Se apartó del cuadro y notó que el sudor se deslizaba por su espinazo. ¿Acaso no tenía derecho Di Tassi a ser tan desconfiado? ¿Había ido Magdalena a parar a aquel bosque realmente por casualidad? ¿Por qué se había teñido el pelo? ¿Sólo para estar segura de librarse de su esposo? ¿Y si era la mujer que se había presentado en el castillo en dos ocasiones? Los que podían identificarla estaban todos muertos.
Soror lucis... Horror luciferorum... Horror del demonio.

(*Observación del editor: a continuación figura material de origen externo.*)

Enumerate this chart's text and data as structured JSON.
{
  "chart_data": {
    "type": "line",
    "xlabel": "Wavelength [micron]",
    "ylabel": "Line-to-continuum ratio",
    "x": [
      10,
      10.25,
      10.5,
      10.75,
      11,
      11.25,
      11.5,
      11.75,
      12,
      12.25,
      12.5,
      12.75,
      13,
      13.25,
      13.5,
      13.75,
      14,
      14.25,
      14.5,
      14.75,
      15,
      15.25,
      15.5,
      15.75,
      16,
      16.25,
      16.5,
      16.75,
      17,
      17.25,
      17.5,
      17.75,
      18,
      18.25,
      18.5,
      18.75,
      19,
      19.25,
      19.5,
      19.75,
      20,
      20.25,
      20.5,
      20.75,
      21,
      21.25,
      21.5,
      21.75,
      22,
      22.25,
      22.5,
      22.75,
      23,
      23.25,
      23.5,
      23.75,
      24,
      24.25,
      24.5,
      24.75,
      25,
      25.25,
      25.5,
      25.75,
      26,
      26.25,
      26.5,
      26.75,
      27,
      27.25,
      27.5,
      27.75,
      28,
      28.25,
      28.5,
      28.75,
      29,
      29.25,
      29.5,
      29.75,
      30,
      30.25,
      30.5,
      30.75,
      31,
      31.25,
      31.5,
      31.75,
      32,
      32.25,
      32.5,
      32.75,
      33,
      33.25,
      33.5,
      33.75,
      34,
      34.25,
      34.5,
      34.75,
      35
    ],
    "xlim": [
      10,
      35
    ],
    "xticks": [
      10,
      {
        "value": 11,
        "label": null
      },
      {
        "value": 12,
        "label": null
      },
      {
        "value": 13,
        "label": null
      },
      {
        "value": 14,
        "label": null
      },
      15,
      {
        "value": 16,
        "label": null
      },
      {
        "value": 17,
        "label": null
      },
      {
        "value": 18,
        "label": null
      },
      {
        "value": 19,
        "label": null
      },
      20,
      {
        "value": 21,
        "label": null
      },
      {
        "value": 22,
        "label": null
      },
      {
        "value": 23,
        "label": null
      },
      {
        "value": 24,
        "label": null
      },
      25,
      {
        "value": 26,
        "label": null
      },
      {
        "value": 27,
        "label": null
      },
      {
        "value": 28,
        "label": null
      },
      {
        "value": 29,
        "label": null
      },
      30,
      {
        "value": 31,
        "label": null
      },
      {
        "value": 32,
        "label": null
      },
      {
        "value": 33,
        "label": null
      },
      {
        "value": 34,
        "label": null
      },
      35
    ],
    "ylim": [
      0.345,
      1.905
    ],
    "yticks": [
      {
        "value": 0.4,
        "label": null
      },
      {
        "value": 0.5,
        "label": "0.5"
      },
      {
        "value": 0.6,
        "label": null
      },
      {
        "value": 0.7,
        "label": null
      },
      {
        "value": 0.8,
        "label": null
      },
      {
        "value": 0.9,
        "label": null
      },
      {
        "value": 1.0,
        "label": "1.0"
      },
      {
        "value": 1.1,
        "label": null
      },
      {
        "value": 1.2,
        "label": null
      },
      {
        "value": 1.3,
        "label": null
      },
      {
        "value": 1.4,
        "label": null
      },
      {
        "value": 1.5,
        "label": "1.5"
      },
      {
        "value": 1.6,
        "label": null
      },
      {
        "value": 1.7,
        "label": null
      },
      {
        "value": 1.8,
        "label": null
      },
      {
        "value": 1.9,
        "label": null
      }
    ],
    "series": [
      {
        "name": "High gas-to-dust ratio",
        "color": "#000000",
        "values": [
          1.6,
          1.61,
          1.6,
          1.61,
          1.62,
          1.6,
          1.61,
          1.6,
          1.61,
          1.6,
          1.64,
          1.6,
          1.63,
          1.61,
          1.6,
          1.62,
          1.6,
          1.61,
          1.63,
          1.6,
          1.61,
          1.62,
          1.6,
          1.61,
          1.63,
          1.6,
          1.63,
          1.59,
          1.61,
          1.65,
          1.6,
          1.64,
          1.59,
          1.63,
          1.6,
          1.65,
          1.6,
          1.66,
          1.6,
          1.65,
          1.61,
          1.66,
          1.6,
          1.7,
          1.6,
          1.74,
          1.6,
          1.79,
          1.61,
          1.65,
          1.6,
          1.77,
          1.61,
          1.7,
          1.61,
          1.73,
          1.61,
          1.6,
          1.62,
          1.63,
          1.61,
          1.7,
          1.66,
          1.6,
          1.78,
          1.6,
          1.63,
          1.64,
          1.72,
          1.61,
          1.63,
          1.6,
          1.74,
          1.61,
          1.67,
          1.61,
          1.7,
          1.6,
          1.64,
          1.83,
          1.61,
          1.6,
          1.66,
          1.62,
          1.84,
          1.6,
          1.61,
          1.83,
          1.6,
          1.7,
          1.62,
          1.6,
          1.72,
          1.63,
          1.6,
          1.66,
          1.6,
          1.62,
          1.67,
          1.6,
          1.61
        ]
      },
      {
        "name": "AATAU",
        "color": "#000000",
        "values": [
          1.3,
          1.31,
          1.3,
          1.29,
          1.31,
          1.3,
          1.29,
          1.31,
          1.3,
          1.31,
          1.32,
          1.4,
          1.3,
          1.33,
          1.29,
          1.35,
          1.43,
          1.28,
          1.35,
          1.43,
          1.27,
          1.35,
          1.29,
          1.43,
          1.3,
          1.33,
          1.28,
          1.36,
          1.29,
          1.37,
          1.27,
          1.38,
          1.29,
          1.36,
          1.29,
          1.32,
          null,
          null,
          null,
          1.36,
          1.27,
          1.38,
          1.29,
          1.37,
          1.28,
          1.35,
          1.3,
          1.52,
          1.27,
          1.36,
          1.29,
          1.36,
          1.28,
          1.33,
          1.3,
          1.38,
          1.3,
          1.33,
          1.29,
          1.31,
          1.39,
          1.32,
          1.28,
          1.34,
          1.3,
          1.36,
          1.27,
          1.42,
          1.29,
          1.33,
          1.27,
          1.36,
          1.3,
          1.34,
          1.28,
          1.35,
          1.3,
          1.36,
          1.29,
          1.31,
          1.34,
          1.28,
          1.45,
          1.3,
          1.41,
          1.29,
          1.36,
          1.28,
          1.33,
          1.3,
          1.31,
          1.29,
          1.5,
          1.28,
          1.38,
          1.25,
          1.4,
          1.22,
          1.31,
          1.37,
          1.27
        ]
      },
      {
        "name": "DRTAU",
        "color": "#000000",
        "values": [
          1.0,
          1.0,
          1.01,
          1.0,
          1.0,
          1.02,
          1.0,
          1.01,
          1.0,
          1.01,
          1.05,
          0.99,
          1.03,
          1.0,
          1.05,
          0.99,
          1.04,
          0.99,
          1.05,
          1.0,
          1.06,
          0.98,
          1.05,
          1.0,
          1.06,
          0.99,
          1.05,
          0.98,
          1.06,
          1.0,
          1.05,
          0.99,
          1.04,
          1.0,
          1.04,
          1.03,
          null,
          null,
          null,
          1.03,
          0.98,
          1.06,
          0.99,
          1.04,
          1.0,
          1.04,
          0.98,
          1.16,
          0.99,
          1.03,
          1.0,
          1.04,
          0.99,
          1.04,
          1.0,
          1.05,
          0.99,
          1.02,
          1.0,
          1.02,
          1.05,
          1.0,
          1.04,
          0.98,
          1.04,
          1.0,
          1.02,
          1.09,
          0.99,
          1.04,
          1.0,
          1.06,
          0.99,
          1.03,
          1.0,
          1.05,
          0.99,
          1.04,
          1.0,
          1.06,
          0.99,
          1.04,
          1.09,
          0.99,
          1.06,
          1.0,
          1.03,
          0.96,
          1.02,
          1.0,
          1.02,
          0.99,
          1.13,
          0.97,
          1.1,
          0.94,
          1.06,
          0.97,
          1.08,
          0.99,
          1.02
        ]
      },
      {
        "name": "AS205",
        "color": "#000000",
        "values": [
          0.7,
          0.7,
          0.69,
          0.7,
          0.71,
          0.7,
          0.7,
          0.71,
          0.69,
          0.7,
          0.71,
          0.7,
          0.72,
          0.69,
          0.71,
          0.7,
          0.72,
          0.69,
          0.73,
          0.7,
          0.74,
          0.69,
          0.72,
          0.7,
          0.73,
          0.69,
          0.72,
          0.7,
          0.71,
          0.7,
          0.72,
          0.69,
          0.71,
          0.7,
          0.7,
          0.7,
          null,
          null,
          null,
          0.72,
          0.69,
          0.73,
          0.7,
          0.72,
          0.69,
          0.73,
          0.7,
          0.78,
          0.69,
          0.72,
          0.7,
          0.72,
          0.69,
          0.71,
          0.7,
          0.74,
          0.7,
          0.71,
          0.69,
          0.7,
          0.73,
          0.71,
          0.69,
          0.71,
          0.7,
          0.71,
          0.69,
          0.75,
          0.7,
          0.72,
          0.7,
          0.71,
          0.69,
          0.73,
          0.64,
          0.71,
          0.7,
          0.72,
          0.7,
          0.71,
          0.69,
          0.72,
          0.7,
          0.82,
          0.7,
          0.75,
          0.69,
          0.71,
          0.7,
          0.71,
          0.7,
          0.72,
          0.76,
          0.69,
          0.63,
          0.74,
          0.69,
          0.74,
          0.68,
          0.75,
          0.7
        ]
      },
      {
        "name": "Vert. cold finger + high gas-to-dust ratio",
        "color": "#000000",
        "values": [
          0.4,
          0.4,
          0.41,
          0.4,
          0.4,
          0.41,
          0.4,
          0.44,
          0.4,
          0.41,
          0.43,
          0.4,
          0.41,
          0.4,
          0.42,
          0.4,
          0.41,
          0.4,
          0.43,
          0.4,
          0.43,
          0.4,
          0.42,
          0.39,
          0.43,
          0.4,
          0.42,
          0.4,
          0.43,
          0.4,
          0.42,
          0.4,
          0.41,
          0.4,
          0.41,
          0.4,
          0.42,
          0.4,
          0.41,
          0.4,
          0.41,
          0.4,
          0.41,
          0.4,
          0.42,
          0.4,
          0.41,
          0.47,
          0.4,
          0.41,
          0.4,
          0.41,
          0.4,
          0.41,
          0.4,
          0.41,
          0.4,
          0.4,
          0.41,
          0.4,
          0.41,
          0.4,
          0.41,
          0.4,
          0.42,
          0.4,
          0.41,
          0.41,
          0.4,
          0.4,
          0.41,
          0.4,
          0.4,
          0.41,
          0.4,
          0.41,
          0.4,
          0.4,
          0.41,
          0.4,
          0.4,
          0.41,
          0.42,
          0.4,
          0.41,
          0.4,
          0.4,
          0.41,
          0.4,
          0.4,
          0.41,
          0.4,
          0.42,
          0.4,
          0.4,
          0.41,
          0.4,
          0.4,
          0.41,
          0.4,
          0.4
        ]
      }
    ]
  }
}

Iluminados. Luciferorum. Luz.
Aquellas palabras comenzaron a sonar en su cabeza como campanas a rebato. Le dio la impresión de hallarse muy cerca del misterio. Pero no podía comprenderlo. Examinó la pintura. ¡Al cuerno con el veneno de Di Tassi! Se enfrentaban a una secta que asesinaba siguiendo un plan secreto. Y por muy secreto que fuera el plan, seguro que no era impenetrable. ¿Tal vez se trataba en realidad de una lucha de poder entre distintas sociedades secretas? Por lo visto, había muchas. El día anterior, había oído por primera vez hablar de los iluminados. Pero ya había leído algo sobre los luciferinos en el calendario de los pecados mortales. Esa secta demoníaca enseñaba que Lucifer no representaba el mal en el mundo, sino Dios, puesto que, por envidia y celos, había querido privar a los hombres de los misterios del mundo para mantenerlos en la ignorancia como a los animales. El misterio de Dios. ¡Claro! El misterio del Padre. Mysterium patris. El fuego. La luz del conocimiento. Eso era lo que Lucifer había arrebatado a Dios, y por eso lo habían desterrado al infierno. El asesino de Selling, Zinnlechner, desnudo y bañado en sangre como el diablo en persona, ¿era un seguidor de esos luciferinos? ¿En eso se basaba la advertencia de Maximilian? Horror luciferorum. Pero, si detrás de los atentados se ocultaba una secta demoníaca, ¿por qué quemaban sillas de posta?
Nicolai se quedó un rato delante de la pintura, estudiando los detalles como si allí se escondiera la respuesta a sus muchas preguntas. Sin embargo, cuanto más contemplaba la representación, más fuerte era la certeza de que su hipótesis original era la correcta. Sólo el primer eslabón de la cadena de acontecimientos los haría avanzar. ¿Qué había ocurrido en Leipzig? Él no sabía nada al respecto. Y Di Tassi tampoco había dicho nada hasta el momento que guardara relación con ello. Sin embargo, se trataba de una cuestión decisiva: ¿quién había matado a Maximilian? ¿Y por qué?